N’oublions pas qu’il avait pour objectif dès le début de sceller un accord de normalisation avec l’Arabie Saoudite. Il veut y arriver pour montrer que c’est lui qui règle les problèmes contrairement aux Administrations démocrates. Mais, il y a loin de la coupe aux lèvres. L’Arabie saoudite ne peut pas faire fi de ce qu’il se passe à Gaza. Mohammed ben Salman suit MBS ne peut pas fermer les yeux sur la problématique nationale palestinienne car il y a l’héritage du « plan Abdallah » de mars 2002 prévoyant une normalisation en échange de la création d’un Etat palestinien et que l’Arabie Saoudite en tant que royaume des deux Lieux saints pour la Oummah ne peut être indifférente à la question de Jérusalem-Est.
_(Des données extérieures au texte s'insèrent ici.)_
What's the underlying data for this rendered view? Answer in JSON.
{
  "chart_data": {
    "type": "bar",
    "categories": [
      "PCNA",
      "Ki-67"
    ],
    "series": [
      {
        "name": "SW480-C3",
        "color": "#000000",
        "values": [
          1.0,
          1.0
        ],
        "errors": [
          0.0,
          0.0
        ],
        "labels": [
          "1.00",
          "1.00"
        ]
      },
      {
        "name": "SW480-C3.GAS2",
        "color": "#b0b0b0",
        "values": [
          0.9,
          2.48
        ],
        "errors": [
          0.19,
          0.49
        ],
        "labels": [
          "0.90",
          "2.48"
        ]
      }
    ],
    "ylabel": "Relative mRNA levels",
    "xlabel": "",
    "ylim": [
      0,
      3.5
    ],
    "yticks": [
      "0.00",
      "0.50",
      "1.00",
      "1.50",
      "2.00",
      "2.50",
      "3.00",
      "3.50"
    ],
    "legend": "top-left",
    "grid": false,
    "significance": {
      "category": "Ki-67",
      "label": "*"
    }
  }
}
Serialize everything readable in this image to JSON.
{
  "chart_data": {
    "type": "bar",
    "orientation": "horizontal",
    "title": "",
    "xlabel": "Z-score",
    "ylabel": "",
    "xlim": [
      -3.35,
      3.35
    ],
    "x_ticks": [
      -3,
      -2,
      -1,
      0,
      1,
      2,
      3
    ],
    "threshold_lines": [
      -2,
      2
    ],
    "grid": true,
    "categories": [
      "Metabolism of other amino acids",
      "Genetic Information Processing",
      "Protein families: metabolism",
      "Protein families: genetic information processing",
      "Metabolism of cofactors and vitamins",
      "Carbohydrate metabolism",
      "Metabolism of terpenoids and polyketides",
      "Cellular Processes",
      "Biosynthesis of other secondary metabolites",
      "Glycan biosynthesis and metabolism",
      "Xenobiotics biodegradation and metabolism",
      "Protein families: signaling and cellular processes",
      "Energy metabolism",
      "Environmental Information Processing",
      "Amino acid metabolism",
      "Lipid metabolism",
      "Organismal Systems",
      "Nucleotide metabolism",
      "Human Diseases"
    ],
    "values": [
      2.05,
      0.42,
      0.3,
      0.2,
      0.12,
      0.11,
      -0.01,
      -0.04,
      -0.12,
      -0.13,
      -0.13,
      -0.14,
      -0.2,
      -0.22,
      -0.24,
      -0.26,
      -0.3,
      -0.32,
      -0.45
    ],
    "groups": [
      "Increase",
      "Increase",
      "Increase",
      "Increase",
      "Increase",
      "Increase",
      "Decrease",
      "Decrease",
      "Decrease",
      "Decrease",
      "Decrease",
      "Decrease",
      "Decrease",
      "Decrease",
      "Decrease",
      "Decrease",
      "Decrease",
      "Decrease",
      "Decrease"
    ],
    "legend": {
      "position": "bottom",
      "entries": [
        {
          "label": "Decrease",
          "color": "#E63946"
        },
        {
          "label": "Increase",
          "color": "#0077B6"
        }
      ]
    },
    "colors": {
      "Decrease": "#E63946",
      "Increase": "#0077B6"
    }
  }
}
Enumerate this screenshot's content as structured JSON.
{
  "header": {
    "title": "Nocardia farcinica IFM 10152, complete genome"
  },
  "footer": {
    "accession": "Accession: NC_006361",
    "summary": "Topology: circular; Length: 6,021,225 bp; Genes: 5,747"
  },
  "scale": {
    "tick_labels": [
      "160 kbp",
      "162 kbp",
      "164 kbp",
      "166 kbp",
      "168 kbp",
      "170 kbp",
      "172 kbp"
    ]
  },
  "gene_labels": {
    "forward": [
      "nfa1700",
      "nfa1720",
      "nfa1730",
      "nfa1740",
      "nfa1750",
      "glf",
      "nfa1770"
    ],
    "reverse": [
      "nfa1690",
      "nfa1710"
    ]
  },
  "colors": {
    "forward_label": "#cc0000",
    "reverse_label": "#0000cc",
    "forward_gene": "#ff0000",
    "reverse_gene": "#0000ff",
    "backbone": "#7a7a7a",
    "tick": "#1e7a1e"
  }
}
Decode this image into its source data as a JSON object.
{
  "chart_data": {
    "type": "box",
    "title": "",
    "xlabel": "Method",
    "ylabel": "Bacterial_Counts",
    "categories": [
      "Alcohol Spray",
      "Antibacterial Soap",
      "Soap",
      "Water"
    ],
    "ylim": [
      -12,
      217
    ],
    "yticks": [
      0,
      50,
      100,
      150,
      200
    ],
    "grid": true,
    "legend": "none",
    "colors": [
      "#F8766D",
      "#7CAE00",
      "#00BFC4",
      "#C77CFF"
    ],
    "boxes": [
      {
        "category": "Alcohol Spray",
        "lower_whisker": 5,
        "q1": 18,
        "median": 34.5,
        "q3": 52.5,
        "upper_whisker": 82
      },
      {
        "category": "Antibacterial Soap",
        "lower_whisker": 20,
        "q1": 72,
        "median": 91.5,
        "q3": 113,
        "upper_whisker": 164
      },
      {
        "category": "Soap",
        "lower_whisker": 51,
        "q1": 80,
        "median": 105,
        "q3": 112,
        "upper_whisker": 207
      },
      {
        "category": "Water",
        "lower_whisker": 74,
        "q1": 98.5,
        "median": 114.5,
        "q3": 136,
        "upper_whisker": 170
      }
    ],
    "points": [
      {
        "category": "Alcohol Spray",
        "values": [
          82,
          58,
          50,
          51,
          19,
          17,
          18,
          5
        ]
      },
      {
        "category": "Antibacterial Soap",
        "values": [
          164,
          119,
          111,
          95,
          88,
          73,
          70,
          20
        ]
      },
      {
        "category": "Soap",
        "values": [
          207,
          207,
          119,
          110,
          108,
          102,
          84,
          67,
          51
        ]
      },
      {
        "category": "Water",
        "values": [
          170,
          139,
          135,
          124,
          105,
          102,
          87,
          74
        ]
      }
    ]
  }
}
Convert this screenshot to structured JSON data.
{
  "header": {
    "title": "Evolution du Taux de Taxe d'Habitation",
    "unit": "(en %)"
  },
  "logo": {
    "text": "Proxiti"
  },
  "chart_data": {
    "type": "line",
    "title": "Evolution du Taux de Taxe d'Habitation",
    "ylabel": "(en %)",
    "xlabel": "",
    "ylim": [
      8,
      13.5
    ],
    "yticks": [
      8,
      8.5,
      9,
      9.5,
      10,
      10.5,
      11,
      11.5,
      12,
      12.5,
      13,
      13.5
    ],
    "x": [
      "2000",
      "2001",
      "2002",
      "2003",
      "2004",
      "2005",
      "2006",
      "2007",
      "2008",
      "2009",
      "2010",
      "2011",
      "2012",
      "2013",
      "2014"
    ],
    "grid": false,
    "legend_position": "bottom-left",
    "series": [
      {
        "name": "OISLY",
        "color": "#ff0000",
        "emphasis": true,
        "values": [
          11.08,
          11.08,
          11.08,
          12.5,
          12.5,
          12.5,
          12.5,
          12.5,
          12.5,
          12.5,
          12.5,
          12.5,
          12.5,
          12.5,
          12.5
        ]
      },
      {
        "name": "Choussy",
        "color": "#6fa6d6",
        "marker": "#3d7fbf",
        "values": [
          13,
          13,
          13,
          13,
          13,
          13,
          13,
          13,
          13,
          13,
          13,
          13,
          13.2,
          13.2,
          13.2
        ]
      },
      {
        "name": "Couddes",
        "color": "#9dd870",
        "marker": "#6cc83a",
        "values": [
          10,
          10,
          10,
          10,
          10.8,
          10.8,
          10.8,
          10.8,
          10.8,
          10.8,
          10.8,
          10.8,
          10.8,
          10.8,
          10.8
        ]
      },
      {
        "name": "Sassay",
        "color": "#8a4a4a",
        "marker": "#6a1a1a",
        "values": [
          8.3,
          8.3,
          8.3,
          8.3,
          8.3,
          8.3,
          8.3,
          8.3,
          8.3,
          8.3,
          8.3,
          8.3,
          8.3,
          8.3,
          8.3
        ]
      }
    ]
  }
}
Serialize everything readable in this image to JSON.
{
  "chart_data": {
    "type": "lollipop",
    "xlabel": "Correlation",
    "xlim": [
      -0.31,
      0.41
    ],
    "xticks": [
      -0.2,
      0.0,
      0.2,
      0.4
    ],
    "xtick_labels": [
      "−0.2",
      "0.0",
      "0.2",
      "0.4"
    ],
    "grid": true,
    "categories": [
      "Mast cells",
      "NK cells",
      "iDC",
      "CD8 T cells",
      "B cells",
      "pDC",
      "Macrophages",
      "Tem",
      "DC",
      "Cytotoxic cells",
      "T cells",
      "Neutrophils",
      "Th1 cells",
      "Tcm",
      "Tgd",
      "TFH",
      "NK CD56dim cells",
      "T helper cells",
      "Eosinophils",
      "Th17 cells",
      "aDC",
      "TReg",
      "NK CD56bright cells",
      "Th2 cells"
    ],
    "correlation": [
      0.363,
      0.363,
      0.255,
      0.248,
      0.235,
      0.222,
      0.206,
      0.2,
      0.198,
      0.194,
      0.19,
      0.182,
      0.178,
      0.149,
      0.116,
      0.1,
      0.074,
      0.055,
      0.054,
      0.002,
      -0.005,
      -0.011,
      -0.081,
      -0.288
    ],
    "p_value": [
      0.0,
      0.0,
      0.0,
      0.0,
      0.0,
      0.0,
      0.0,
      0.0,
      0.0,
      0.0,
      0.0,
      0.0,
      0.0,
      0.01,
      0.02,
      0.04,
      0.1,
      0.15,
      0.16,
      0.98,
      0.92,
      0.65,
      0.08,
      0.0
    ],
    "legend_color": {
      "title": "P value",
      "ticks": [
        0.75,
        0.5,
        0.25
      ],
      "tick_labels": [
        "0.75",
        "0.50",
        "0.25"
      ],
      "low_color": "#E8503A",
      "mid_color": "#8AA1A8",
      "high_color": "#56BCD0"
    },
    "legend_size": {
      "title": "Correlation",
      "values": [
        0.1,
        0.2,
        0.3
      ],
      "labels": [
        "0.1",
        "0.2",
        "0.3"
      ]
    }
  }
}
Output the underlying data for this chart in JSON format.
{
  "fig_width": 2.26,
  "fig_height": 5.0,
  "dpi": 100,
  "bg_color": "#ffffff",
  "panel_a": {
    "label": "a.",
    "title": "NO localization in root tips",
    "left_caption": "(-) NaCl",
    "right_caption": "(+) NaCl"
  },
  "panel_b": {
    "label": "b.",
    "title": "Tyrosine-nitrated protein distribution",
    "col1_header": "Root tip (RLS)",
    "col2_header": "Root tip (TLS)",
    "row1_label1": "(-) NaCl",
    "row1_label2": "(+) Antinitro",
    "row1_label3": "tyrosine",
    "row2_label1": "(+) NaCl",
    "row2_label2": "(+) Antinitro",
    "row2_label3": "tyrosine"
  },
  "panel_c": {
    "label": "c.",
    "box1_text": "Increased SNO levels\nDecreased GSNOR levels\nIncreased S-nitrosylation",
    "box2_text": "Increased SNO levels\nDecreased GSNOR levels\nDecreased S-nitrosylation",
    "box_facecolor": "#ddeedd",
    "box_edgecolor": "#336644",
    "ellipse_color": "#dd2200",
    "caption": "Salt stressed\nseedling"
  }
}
Aujourd’hui, si les accords d’Abraham font quasiment l’unanimité au sein de la classe politique américaine, la guerre à Gaza et au Liban demeure une source de tensions pour les pays signataires qui espèrent que les hostilités s’arrêtent le plus rapidement possible. Or, pour l’instant, rien ne dit que Trump sera amené à faire pression en ce sens sur Benjamin Netanyahu dans la mesure où la guerre en cours a désormais sa propre logique.
-En ce qui concerne le Maroc qui est parmi les pays signataires des accords d’Abraham et dont Trump a reconnu la souveraineté sur le Sahara. Pensez-vous que son retour puisse mener vers la fin du conflit ?
De toute façon, Donald Trump avait, dans le cadre de la dynamique des accords d’Abraham, déjà reconnu la « Marocanité » du Sahara pendant son premier mandat. Et plusieurs pays ont depuis emboîté le pas ensuite aux Etats-Unis, dont la France en 2024 avec la lettre du président Emmanuel Macron en date du 27 juillet 2024 dans laquelle il est considéré que « le présent et l’avenir du Sahara occidental s’inscrivent dans le cadre de la souveraineté marocaine ». Sur le fond, la décision américaine a acté une demande récurrente du Maroc et n’a d’ailleurs pas été remise en cause par Joe Biden. A ce jour, il y a deux membres permanents du Conseil de Sécurité qui reconnaissent officiellement la souveraineté marocaine sur le Sahara espagnol. Par conséquent, l’enjeu ne se situe plus réellement sur un plan géopolitique, même si demeure posée la question d’une formalisation « juridico-politique » adéquate dans le cadre de la problématique de l’autonomie validée dans le cadre de cette souveraineté marocaine et en conformité avec les principes de la Charte des Nations Unies.